Stand! the echoes roared, suddenly loud, close. Ghosts beneath his skin, the strength of great men, the giants of the past drawing near the surface now, lending him their power. Kill him! Send him screaming to his dark masters!
“How can you stand?” the sorcerer shouted. Wraiths poured out of the dark around Ulrem, blades raised. “You are but a mongrel! A heathen!”
“No,” Ulrem said, regaining his feet. He lifted his sword. “I am Ulrem the Slayer! I am the Lionborn!”
He met the shadowy forms with a war song on his lips, a song carried out of the twilight depths of the west. He met them, and slew them, casting one aside even as another condensed out of the smoke. Laughter rose in him, the thrill of the fight, the kill, fueling the ring. The echoes chanted with him, songs and voices from many ages bled together in a locus of determination, of unconquerable killing drive.

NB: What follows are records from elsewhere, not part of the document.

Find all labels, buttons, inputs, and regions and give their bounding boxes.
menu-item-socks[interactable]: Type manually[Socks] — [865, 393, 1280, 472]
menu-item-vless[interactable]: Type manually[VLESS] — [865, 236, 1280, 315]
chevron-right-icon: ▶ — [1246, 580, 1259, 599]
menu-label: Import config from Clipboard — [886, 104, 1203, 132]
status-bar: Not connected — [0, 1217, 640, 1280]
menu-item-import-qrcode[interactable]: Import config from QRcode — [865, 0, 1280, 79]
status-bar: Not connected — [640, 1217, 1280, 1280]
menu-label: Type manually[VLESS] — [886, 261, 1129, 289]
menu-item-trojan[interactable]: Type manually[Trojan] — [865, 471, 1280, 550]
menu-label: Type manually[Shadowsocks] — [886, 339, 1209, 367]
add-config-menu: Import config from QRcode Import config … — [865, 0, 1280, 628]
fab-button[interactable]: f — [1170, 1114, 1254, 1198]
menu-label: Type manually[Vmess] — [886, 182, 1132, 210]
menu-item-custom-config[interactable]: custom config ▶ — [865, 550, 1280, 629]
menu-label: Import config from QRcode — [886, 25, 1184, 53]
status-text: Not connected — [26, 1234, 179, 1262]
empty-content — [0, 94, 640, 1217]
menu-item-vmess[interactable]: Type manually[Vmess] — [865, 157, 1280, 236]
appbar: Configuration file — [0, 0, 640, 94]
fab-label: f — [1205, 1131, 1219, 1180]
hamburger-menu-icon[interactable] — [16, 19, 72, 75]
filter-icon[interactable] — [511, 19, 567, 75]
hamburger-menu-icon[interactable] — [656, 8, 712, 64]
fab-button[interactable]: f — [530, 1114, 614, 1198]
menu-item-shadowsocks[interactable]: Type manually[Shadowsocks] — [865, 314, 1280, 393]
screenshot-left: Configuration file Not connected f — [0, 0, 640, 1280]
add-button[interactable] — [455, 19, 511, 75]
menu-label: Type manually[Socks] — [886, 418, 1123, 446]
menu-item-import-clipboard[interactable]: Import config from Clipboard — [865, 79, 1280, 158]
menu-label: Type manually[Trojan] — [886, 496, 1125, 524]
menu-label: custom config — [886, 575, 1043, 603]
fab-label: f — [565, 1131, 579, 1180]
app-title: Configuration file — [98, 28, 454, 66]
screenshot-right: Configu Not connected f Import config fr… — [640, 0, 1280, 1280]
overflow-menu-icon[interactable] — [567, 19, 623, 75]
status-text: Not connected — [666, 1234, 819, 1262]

The wraiths staggered back from him, no longer able to stand before his light. The sorcerer screamed, impotent fury breaking off the walls all around. Under it, the slap of unshod feet rushing at him. Ulrem spun and deflected the knife that would have killed him. The emaciated sorcerer, still wrapped in his tattered black robes, sprawled on the boards. He reeked of drug fumes, of sweat and fear. The smoke around them was shattered, driven back by the light.
Ulrem laid the blade of his sword along the side of the sorcerer’s throat. The man wept, pounding balled fists on the ground.
“It was mine!” he moaned. “Mine!”
“You were never worthy,” Ulrem said. He silenced the man’s drivel, and knelt to his next grim task.